Hopefully, that too is heated or it is a great way to make a big block of ice! Incidentally, Railcare’s Rail-Vac machines can be used for snow clearance at a push. As the UK always seems to be surprised when it snows, that may come in useful.
Specialist manufacturer and contractor Speno had a large stand and a large track grinding train. The company runs one train in the UK, in the south, but has many more around Europe.
Rail milling specialist Linsinger was there too, although based inside the hall. There seemed to be a steady stream of visitors to the stand.
Quite a few companies well known to The Rail Engineer were at Münster. Several Network Rail representatives were having a look around. Tata Steel were showing the latest developments in rail, and doing a nice line in sandwiches – thanks Karen!

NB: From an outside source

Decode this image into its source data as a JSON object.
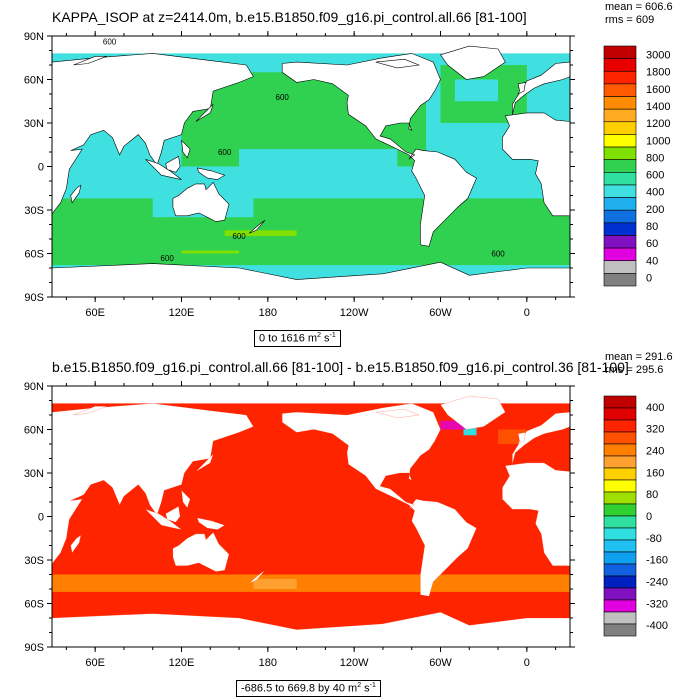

Strail had a busy stand, and RSS, manufacturer of the magnetic safety barrier which was first seen in the UK at the Rail Safety Summit a year ago, was showing how many different poles and uprights are needed for different markets. There was British blue, and yellow/black, and red/white – what was that about European standardisation?
There was even a little yellow wagon outside the hall. That too was a Robel product. A number of contractors use little yellow wagons they have made themselves, and which are now failing safety checks due to tightened regulations. So Robel has made a proper one. Just another measure of the variety on show at IAF 2013.